A while ago I was wrapping my head around parallel merge sort. Since it requires additional O(n) space in practice it is the best choice if available memory is not constrained. Otherwise it is better to consider quick sort. As in merge sort in quick sort we have two phases:

- rearrange elements into two partitions such that left one contains elements less than or equal to the selected pivot element and greater or equal to the pivot elements are in the right one
- recursively sort (independent) partitions

Second phase is naturally parallelized using task parallelism since partitions are independent (partition elements will remain inside partition boundaries when the sort of the whole array is finished). You can find an example of this behavior in parallel quick sort. It is a good start. But the first phase is still contributes O(n) at each recursion level. By parallelizing partition phase we can further speed up quick sort.

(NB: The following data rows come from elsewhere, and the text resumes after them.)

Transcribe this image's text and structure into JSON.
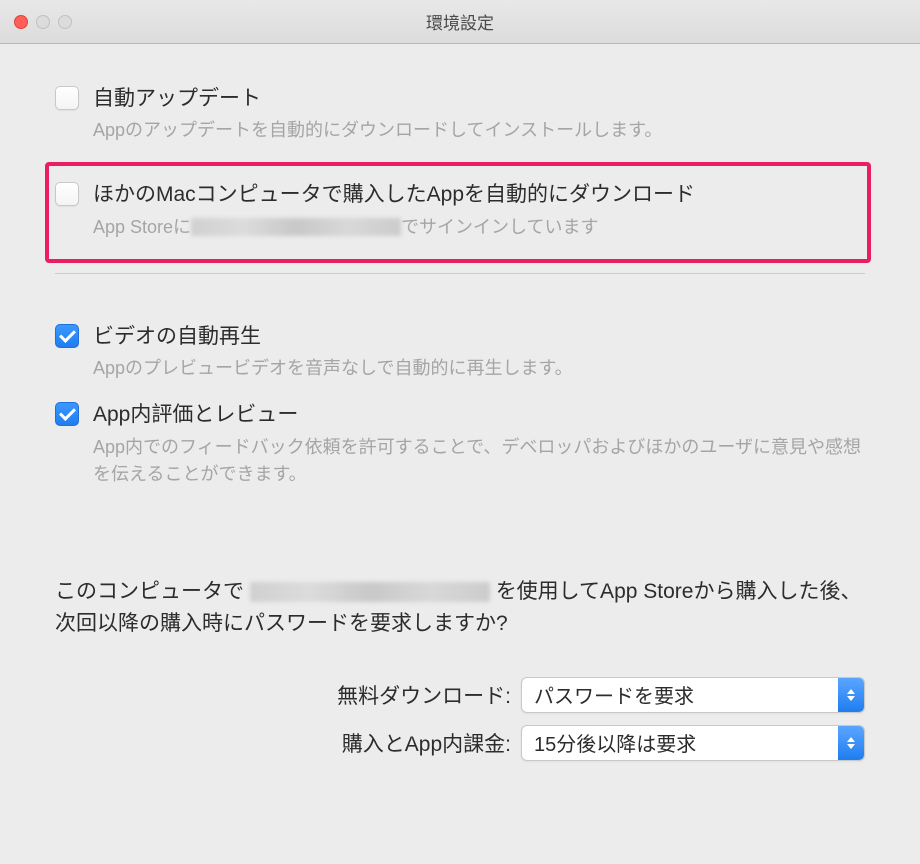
{
  "window": {
    "title": "環境設定"
  },
  "prefs": {
    "auto_update": {
      "label": "自動アップデート",
      "desc": "Appのアップデートを自動的にダウンロードしてインストールします。",
      "checked": false
    },
    "auto_download": {
      "label": "ほかのMacコンピュータで購入したAppを自動的にダウンロード",
      "desc_prefix": "App Storeに",
      "desc_suffix": "でサインインしています",
      "checked": false
    },
    "video_autoplay": {
      "label": "ビデオの自動再生",
      "desc": "Appのプレビュービデオを音声なしで自動的に再生します。",
      "checked": true
    },
    "in_app_review": {
      "label": "App内評価とレビュー",
      "desc": "App内でのフィードバック依頼を許可することで、デベロッパおよびほかのユーザに意見や感想を伝えることができます。",
      "checked": true
    }
  },
  "purchase": {
    "text_prefix": "このコンピュータで",
    "text_suffix": "を使用してApp Storeから購入した後、次回以降の購入時にパスワードを要求しますか?",
    "free_label": "無料ダウンロード:",
    "free_value": "パスワードを要求",
    "paid_label": "購入とApp内課金:",
    "paid_value": "15分後以降は要求"
  }
}
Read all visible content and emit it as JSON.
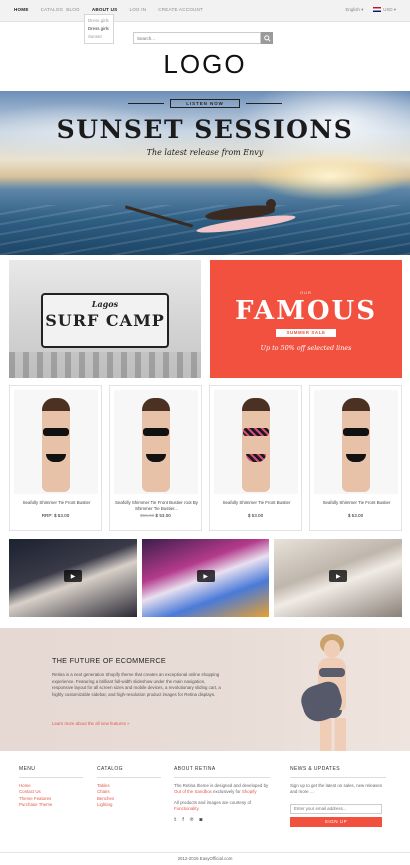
{
  "topbar": {
    "nav": [
      "HOME",
      "CATALOG",
      "BLOG",
      "ABOUT US",
      "LOG IN",
      "CREATE ACCOUNT"
    ],
    "dropdown": [
      "Dress girls",
      "Dress girls",
      "Sunset"
    ],
    "language": "English",
    "currency": "USD"
  },
  "search": {
    "placeholder": "Search..."
  },
  "logo": "LOGO",
  "hero": {
    "tag": "LISTEN NOW",
    "title": "SUNSET SESSIONS",
    "subtitle": "The latest release from Envy"
  },
  "promo_left": {
    "small": "Lagos",
    "big": "SURF CAMP"
  },
  "promo_right": {
    "small": "OUR",
    "big": "FAMOUS",
    "ribbon": "SUMMER SALE",
    "tagline": "Up to 50% off selected lines"
  },
  "products": [
    {
      "title": "Seafolly Shimmer Tie Front Bustier",
      "price_label": "RRP:",
      "price": "$ 53.00",
      "old_price": ""
    },
    {
      "title": "Seafolly Shimmer Tie Front Bustier root By Shimmer Tie Bustier...",
      "price_label": "",
      "price": "$ 53.00",
      "old_price": "$55.00"
    },
    {
      "title": "Seafolly Shimmer Tie Front Bustier",
      "price_label": "",
      "price": "$ 53.00",
      "old_price": ""
    },
    {
      "title": "Seafolly Shimmer Tie Front Bustier",
      "price_label": "",
      "price": "$ 53.00",
      "old_price": ""
    }
  ],
  "feature": {
    "title": "THE FUTURE OF ECOMMERCE",
    "body": "Retina is a next generation Shopify theme that creates an exceptional online shopping experience. Featuring a brilliant full-width slideshow under the main navigation, responsive layout for all screen sizes and mobile devices, a revolutionary sliding cart, a highly customizable sidebar, and high-resolution product images for Retina displays.",
    "link": "Learn more about the all new features »"
  },
  "footer": {
    "menu": {
      "head": "MENU",
      "items": [
        "Home",
        "Contact Us",
        "Theme Features",
        "Purchase Theme"
      ]
    },
    "catalog": {
      "head": "CATALOG",
      "items": [
        "Tables",
        "Chairs",
        "Benches",
        "Lighting"
      ]
    },
    "about": {
      "head": "ABOUT RETINA",
      "text1": "The Retina theme is designed and developed by",
      "link1": "Out of the Sandbox",
      "text2": "exclusively for",
      "link2": "Shopify",
      "text3": "All products and images are courtesy of",
      "link3": "Functionality."
    },
    "news": {
      "head": "NEWS & UPDATES",
      "text": "Sign up to get the latest on sales, new releases and more …",
      "placeholder": "Enter your email address...",
      "button": "SIGN UP"
    }
  },
  "copyright": "2012-2015 EasyOfficial.com"
}
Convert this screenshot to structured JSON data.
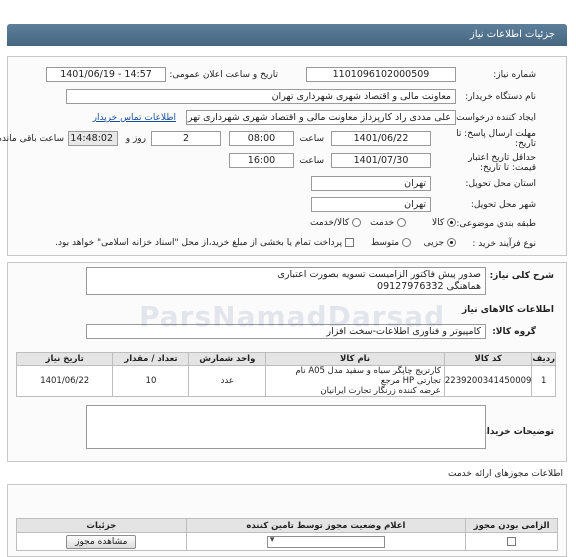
{
  "header": {
    "title": "جزئیات اطلاعات نیاز"
  },
  "need": {
    "number_label": "شماره نیاز:",
    "number": "1101096102000509",
    "announce_label": "تاریخ و ساعت اعلان عمومی:",
    "announce": "1401/06/19 - 14:57",
    "buyer_label": "نام دستگاه خریدار:",
    "buyer": "معاونت مالی و اقتصاد شهری شهرداری تهران",
    "creator_label": "ایجاد کننده درخواست:",
    "creator": "علی مددی راد کارپرداز معاونت مالی و اقتصاد شهری شهرداری تهران",
    "contact_link": "اطلاعات تماس خریدار",
    "deadline_label": "مهلت ارسال پاسخ: تا تاریخ:",
    "deadline_date": "1401/06/22",
    "time_label": "ساعت",
    "deadline_time": "08:00",
    "days": "2",
    "days_label": "روز و",
    "remain_time": "14:48:02",
    "remain_label": "ساعت باقی مانده",
    "min_validity_label": "حداقل تاریخ اعتبار قیمت: تا تاریخ:",
    "validity_date": "1401/07/30",
    "validity_time": "16:00",
    "province_label": "استان محل تحویل:",
    "province": "تهران",
    "city_label": "شهر محل تحویل:",
    "city": "تهران",
    "category_label": "طبقه بندی موضوعی:",
    "category_options": [
      "کالا",
      "خدمت",
      "کالا/خدمت"
    ],
    "process_label": "نوع فرآیند خرید :",
    "process_options": [
      "جزیی",
      "متوسط"
    ],
    "payment_note": "پرداخت تمام یا بخشی از مبلغ خرید،از محل \"اسناد خزانه اسلامی\" خواهد بود."
  },
  "summary": {
    "label": "شرح کلی نیاز:",
    "line1": "صدور پیش فاکتور الزامیست تسویه بصورت اعتباری",
    "line2": "هماهنگی 09127976332"
  },
  "goods": {
    "title": "اطلاعات کالاهای نیاز",
    "group_label": "گروه کالا:",
    "group": "کامپیوتر و فناوری اطلاعات-سخت افزار",
    "columns": [
      "ردیف",
      "کد کالا",
      "نام کالا",
      "واحد شمارش",
      "تعداد / مقدار",
      "تاریخ نیاز"
    ],
    "rows": [
      {
        "row": "1",
        "code": "2239200341450009",
        "name_line1": "کارتریج چاپگر سیاه و سفید مدل A05 نام تجارتی HP مرجع",
        "name_line2": "عرضه کننده زرنگار تجارت ایرانیان",
        "unit": "عدد",
        "qty": "10",
        "date": "1401/06/22"
      }
    ]
  },
  "notes": {
    "label": "توضیحات خریدار:"
  },
  "licenses": {
    "title": "اطلاعات مجوزهای ارائه خدمت",
    "columns": [
      "الزامی بودن مجوز",
      "اعلام وضعیت مجوز توسط تامین کننده",
      "جزئیات"
    ],
    "view_button": "مشاهده مجوز"
  },
  "watermark": "ParsNamadDarsad"
}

Sequential version of partition phase is pretty straightforward.

class PartitionHelper<T> { private readonly T[] m_arr; private readonly IComparer<T> m_comparer; public PartitionHelper(T[] arr, IComparer<T> comparer) { m_arr = arr; m_comparer = comparer; } // Moves elements within range around pivot sequentially and // returns position of the first element equal to the pivot. public int SequentialPartition(T pivot, int from, int to) { var j = from; for (var i = from; i < to; i++) { if (m_comparer.Compare(m_arr[i], pivot) < 0) { SwapElements(i, j++); } } return j; } private void SwapElements(int from, int to) { var tmp = m_arr[from]; m_arr[from] = m_arr[to]; m_arr[to] = tmp; } ...

An interesting point is that we do not know in advance how the partitioning will be done since it is data dependent (position of an element depends on other elements). Still independent pieces can be carved out. Here is the core idea.

Let’s assume an array that looks like below where x denotes some element, p denotes selected pivot, e is equal, l is less and g is greater elements than pivot.

e l l (g l g e e l) x x x x x x x x x (l l g g e l) g e g p

left right

Let’s assume we selected two blocks of elements within array called left (containing elements g l g e e l) such that all elements before are less or equal to the pivot and right (that holds elements l l g g e l) such that all elements after it are greater or equal to the pivot from left and right ends respectively. After the partitioning against pivot is done left block will hold elements less than or equal to the pivot and right block will contain elements greater that or equal to the pivot. In our example left block contains two g elements that do not belong there and right block holds three l elements that must not be there. But this means that we can swap two l elements from right block with two g elements from left block and left block will comply with partitioning against pivot.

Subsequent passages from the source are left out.